Exactly. Politics is much more of a zero-sum game than most other places in life. Unlike what we normally do with other people, it's less of a trade and more of a battle. In some ways, Marx was right about society being built on subdued social conflict and the city-countryside divide informs it as much as class. This is why growth of government complicates society so much, it raises the stakes.
For all the faults with markets, their more chaotic nature can reward niche and local initiative. They more easily diversify. Government does not, it can only regiment and centralize in order to create an orderly place for all parts of society to atrophy as one vehicle and then fight over it.
People forget two things that support that same cynicism we apply to international politics. Like the purpose of police is not to actually protect you, the purpose of a republic was less to represent the popular will and more to make the peaceful transfer of power possible. Enfranchisement comes in as a consequence, which is why it was evolved instead of instituted wholesale like our form of government. People also forget moderation is built as much on a balance of power, whether that's between branches of government or parts of society, as it is a consensus.

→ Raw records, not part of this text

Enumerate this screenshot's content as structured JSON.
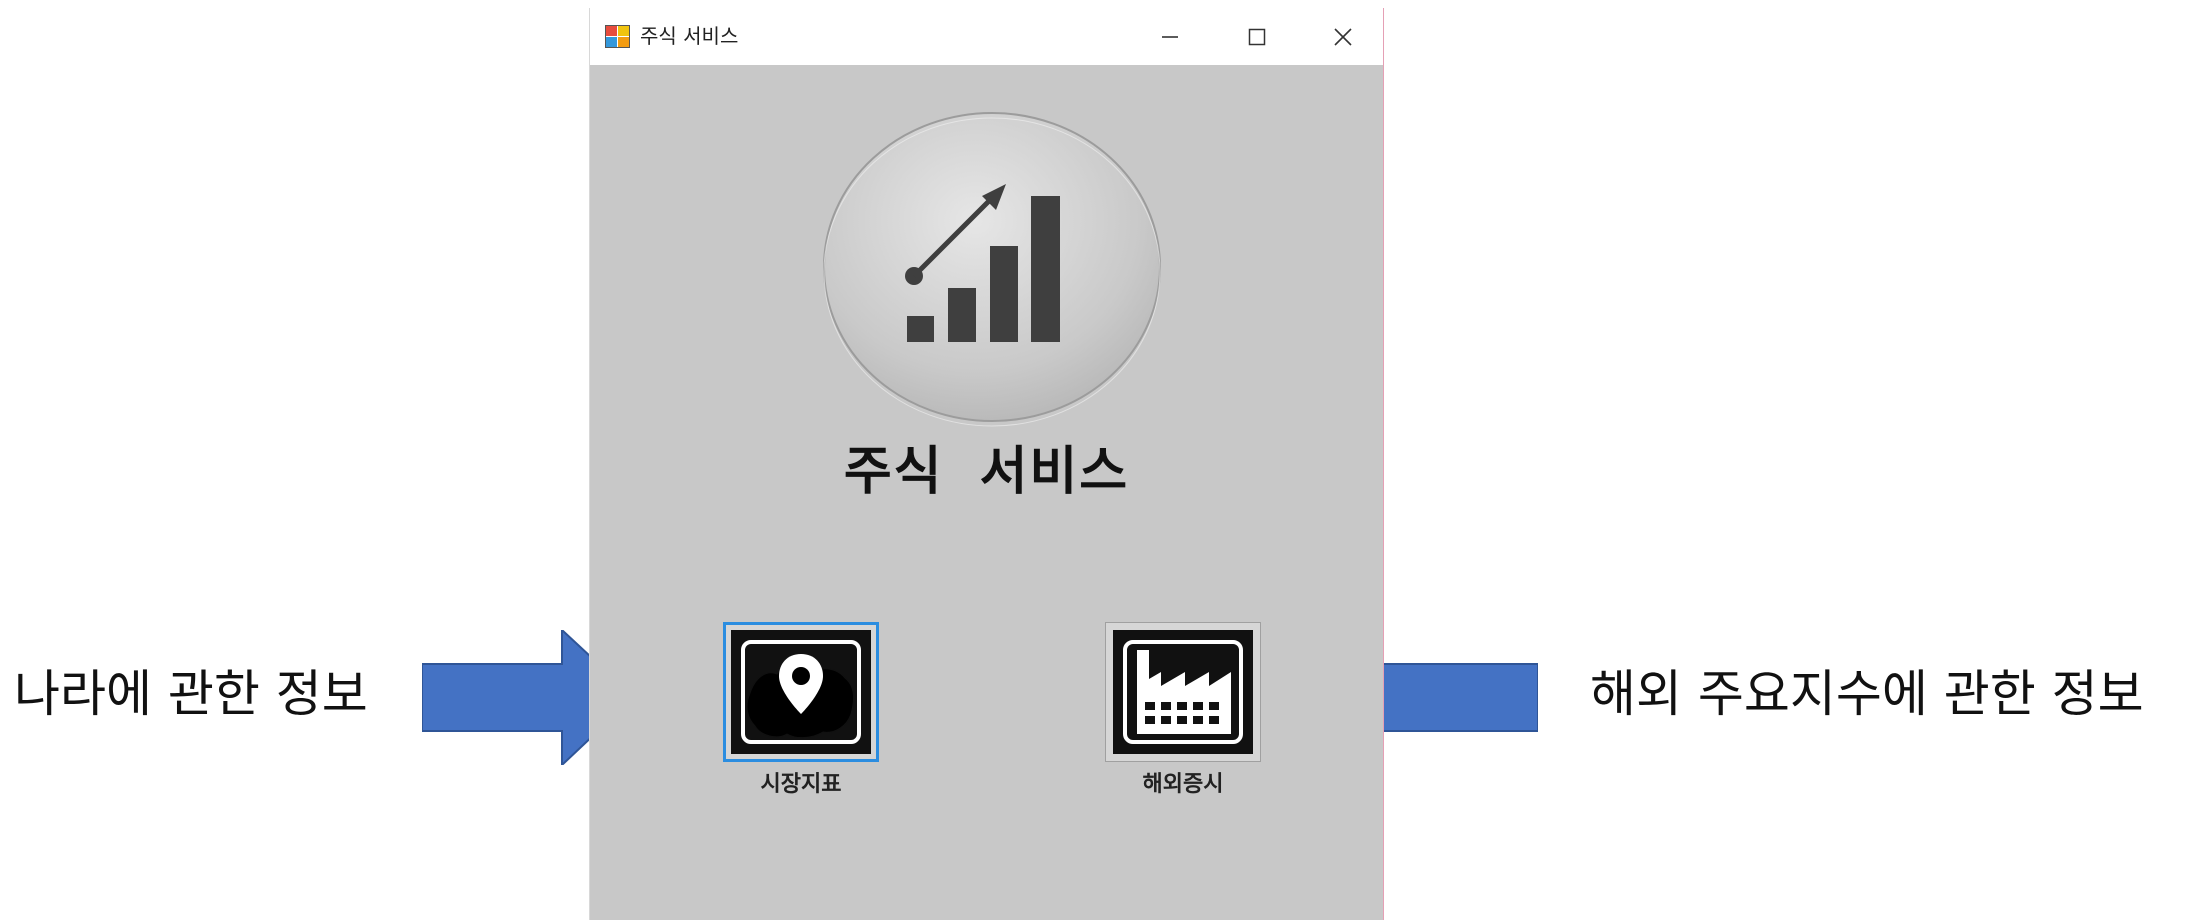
{
  "window": {
    "title": "주식 서비스",
    "controls": {
      "minimize": "–",
      "maximize": "☐",
      "close": "✕"
    }
  },
  "main": {
    "heading": "주식 서비스",
    "logo_icon": "stock-growth-chart-icon",
    "buttons": [
      {
        "label": "시장지표",
        "icon": "map-location-pin-icon"
      },
      {
        "label": "해외증시",
        "icon": "factory-icon"
      }
    ]
  },
  "annotations": {
    "left_note": "나라에 관한 정보",
    "right_note": "해외 주요지수에 관한 정보",
    "arrow_color": "#4472c4"
  },
  "colors": {
    "window_bg": "#c8c8c8",
    "selected_border": "#2b8de0"
  }
}
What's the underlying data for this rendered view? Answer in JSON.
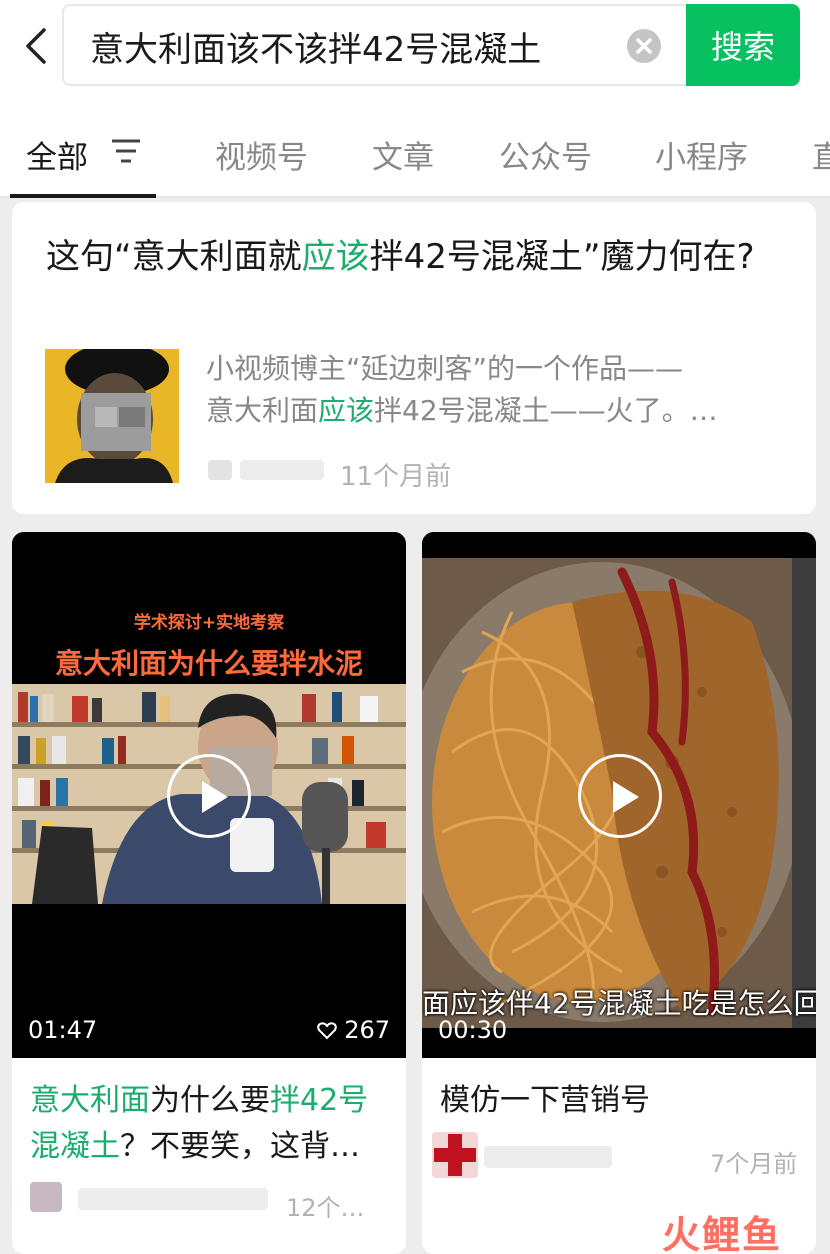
{
  "search": {
    "query": "意大利面该不该拌42号混凝土",
    "button_label": "搜索"
  },
  "tabs": [
    {
      "label": "全部"
    },
    {
      "label": "视频号"
    },
    {
      "label": "文章"
    },
    {
      "label": "公众号"
    },
    {
      "label": "小程序"
    },
    {
      "label": "直"
    }
  ],
  "article": {
    "title_pre": "这句“意大利面就",
    "title_hl": "应该",
    "title_post": "拌42号混凝土”魔力何在?",
    "summary_line1": "小视频博主“延边刺客”的一个作品——",
    "summary_pre": "意大利面",
    "summary_hl": "应该",
    "summary_post": "拌42号混凝土——火了。…",
    "time": "11个月前"
  },
  "videos": [
    {
      "overlay_top": "学术探讨+实地考察",
      "overlay_main": "意大利面为什么要拌水泥",
      "duration": "01:47",
      "likes": "267",
      "title_hl1": "意大利面",
      "title_mid": "为什么要",
      "title_hl2": "拌42号",
      "title_hl3": "混凝土",
      "title_post": "？不要笑，这背…",
      "time": "12个…"
    },
    {
      "caption": "面应该伴42号混凝土吃是怎么回",
      "duration": "00:30",
      "title": "模仿一下营销号",
      "time": "7个月前"
    }
  ],
  "watermark": "火鲤鱼",
  "colors": {
    "accent": "#07c160",
    "highlight": "#1aad6d",
    "watermark": "#ff6f61"
  }
}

Where that fails is where left-right degenerates into culture war. For example, if one part of society has a differing stake in the left expanding some meaning of democracy to match the scope of today's interconnected society, whether it's small banks losing out under Dodd-Frank or flyover states given the abolition of the electoral college, there is a proportional heap of ideology using the language of struggle to distract from or rationalize the degree that for there to be equality for some, there must be inequality for others. This isn't actually new. Jackson's expansion of the franchise is associated with renewed attacks on those outside of it, and early 20th century progressivism has such a unique authoritarian streak that it probably shouldn't be considered liberal.
It's just giving a modern ideological twist to old conflicts based on old divisions, which means they're brought to a head instead of abolished. It leads to the sentiment expressed here:
Controversy erupted in 2010 when pollster Frank Graves suggested that the Liberal Party launch a "culture war" against the Conservative Party. "I told them that they should invoke a culture war. Cosmopolitanism versus parochialism, secularism versus moralism, Obama versus Palin, tolerance versus racism and homophobia, democracy versus autocracy. If the cranky old men in Alberta don't like it, too bad. Go south and vote for Palin."[16]
This kulturkampf has leaked over into the policy debate, making everything from guns to abortion about identity instead of good policy. It got worse as it became about our future identity since dynamism there translates into a power vacuum thanks to the size of the state. Whenever we fail like this, how politics is dependent on culture will make the former dysfunctional and impossible. That's why legislative deadlock bleeds over into an accordingly more politicized judiciary, or why control of the executive branch is so important.
The gap between city and countryside is going to explode in the coming decades given three things 1) regionally uneven economic growth adding another dimension to class inequality 2) conservatives and liberals moving to parts of the country like them while at the same time people are conforming more through those identities 3) uneven population growth that will cause greater antagonism between the house and senate or the two parties.